Having the motor driving through the gears is more efficient and will permit higher speeds. However, you then hit the problem of the adequacy of bicycle brakes, steering and cycling infrastructure not to mention the boys in blue might react badly to being overtaken by a bicycle.
Cruising speed on my single-speed electric bike is around 24 to 26 kph which is plenty for me, plus hills are flattened and headwinds are merely an annoyance.
It would not be at all strange if history came to the conclusion that the perfection of the bicycle was the greatest achievement of the nineteenth century.
I don't think the speed is limited to 25kmh with the legacy 200W units. Then again the 200W will limit you nicely. Think too of all that extra weight
I am very taken with John Tetz's idea of a small 100W or so motor working through the gears and with a very small battery about 4 aH to keep weight down. Its purpose is to help up hill, speed in roundabouts and intersections and to assist in accellerating. That appeals to me. Iyt is meant to be assist after all and not a means to speed along with no effort.
I've posted the link before but here it is again so Adrian won't have to try searching.
I recall the unit that fitted in the downtube. I think that was what they claimed Cancellara used.
http://www.vivax-assist.com/en/produkte ... ssist.html
If you just want something simple this might be the go. Uses model aircraft motor I think.

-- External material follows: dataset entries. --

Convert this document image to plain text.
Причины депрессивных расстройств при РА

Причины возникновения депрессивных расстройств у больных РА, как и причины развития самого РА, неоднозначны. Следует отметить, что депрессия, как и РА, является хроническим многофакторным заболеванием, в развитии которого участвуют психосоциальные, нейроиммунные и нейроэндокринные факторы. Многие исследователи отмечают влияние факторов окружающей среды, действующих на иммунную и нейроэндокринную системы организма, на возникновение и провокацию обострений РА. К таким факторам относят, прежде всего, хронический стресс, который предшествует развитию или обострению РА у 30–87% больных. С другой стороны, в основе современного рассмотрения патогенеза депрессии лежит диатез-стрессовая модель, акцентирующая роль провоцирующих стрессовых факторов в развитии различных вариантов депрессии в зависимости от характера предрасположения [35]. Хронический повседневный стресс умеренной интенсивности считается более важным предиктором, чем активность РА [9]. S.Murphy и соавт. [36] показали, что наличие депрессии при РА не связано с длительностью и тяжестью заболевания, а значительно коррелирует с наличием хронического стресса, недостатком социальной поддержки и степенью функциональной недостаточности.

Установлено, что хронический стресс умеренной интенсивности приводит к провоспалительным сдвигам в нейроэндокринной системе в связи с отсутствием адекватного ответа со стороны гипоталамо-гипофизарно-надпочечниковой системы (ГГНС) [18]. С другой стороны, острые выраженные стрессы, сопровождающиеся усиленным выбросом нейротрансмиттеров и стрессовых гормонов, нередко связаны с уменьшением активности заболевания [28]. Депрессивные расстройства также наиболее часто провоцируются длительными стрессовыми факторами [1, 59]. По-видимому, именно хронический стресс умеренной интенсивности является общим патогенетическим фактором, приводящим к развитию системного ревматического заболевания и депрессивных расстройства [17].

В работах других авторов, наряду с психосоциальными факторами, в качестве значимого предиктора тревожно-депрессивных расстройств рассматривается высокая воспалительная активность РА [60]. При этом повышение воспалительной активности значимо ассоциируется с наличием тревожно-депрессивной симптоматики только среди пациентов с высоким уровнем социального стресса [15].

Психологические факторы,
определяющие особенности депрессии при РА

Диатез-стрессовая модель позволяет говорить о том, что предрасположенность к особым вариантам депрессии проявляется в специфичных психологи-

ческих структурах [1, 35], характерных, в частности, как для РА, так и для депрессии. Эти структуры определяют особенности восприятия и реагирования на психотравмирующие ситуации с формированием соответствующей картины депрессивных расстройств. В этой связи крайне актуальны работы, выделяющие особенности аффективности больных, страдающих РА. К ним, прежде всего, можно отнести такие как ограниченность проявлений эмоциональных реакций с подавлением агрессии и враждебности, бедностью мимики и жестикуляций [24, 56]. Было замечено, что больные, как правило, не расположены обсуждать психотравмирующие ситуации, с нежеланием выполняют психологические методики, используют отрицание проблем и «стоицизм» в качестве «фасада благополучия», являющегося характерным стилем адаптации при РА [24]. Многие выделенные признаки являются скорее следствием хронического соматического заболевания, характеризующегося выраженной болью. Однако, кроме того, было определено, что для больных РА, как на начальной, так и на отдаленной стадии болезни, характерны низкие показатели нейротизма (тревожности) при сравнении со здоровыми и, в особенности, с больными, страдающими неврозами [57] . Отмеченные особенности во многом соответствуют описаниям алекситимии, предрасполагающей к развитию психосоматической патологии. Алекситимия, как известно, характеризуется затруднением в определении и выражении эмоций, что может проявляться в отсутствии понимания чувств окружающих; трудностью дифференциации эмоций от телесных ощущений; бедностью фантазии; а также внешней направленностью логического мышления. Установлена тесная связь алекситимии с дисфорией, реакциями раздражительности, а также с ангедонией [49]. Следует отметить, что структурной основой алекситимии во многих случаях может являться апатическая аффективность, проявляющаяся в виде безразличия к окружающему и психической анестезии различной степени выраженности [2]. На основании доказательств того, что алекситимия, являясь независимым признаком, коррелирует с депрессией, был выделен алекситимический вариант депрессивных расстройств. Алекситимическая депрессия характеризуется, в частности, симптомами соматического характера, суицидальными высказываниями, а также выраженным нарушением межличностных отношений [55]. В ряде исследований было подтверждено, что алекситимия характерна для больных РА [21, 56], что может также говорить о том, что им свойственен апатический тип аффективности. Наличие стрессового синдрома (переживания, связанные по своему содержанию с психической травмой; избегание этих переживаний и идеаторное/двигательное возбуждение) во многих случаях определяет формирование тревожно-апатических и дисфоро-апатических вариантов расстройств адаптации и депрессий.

Oh wow thats neat thanks for all that info. Lots to read.
I am very tempted for my daily commuter to chuck on an electric motor on my Chopper Bicycle once and for all haha.
Would be awesome to cruise on in. No doubt the looks i'd get would be priceless haha.
Oh thanks for that It actually came like that. It was originally called a Flight Dragster which is very similarly based around the Shwinn Chopper but its spaced out more to suit an adult. Its very comfy and fun to cruise. I've done an 80km ride with it once haha. I got so many looks and laughs but we don't do things in life to always keep everyone else happy so I just enjoy the moment
Thanks for the heads up. Whats great is that I can cruise with one hand, its that easy to ride. Being close to the ground also helps stability at lower speeds.
I went for a ride the other night and I had an absolute ball lmao. I found this hill and went down it so fast that I physically couldn't pedal any faster haha. My cadence must have been over 200 LOL.
For the sake of an electric motor conversion, I may end up running a fixie, that way it will look like i'm always pedalling even though the motors running lol.
The kit that I have was custom made for the front wheel, although it looks a bit strange I don't mind it too much.
Heres what it looked like with the front hub motor installed.
I have one of the Commuter Booster units on a flat bar roadie and love it!
Key advantage of this over a hub motor IMO is the weight. The commuter booster comes in at around 1Kg and is roughly centred in terms of weight on the bike. Hubs weigh many times more (depending on direct drive or geared hub and stator size) and are either extra rotational weight on the front or back wheels. The unit can be removed from the bike in minutes if I want to or even used on multiple bikes within 10min. Try doing that with a hubbie.
Power assist can be regulated via the controller for the unit or can be set as a 'cruise control'. This unit is definately an assist motor only.
Only downside is the whine that comes from the high revving RC motor.
PS. Not anti-hub in any way - got a couple of them too but the CB is awesome.
Yeah I guess its all down to the applications its running. The Commuter Booster definitely sounds like a very good option. The one thing that still gets to anyone investing in anything "electric" is the cost and weight with battery sources. Range out of most packs under 8-10kg in lifepo4 chemistry are limited to around 40km range with an initial outlay of around $600. Lipo batteries are much cheaper but i've always found myself more comfortable with nimh and lead "boat anchor" acid'. I love my long distance riding but find myself rather limited in how far I can go, especially when carrying an extra 20kg or so (4kg for motor and 14kg for boat anchor batteries).
Well it might not be much to look at, but its a HEAP of fun.
She is all going, my grin is absolutely HUGEEEE
I am so suprised how much torque the motor gives out, there wasn't one hill I couldn't climb.
I am still using SLA 12ah 48v but it was sooo unreal. I have never had so much fun.
Just wanted to thank everyone for your help.
I made myself some torque plates that seem to be holding up really well.
I am taking it to work tomorrow. So excited. I do like being able to do front wheel burnouts when going up hills haha
I know its not much to look at but its functionl (and heavy lol) for now till I can afford a better battery, I built a decent metal frame round the batteries and it is very strong.
Good question LOL I have about 7 in the garage now, I find its easier to match the colour of the basket to the scene for a better contrast haha
There is always more space for duct tape hahaha. I went through a whole 20 metres of duct tape and 20 metres of electrical tape lol. The actual batteries have been structurally mounted with several brackets taped in. Its very strong, I can pull at the battery and it won't budge. I will definitely need to redo the mounting points somehow as the current option at the moment is pretty average.
The tape at the front and back of the frame needs to go as its not actually doing much and makes it look even worse than it is haha.
If you are looking for a Pure Road bike that is electric, the only one ive seen is the Reef Bikes Carbon Racer. It is a full Carbon Racing frame, and it uses Panasonic battery technology. I havent seen anything like it
I found it easier to put perspective on your comments when you had this in your signature from the Stealth Bomber thread:
I won't get into attacking Reef Bikes due to your comment, but it's easier to not take the bait when you disclose your position.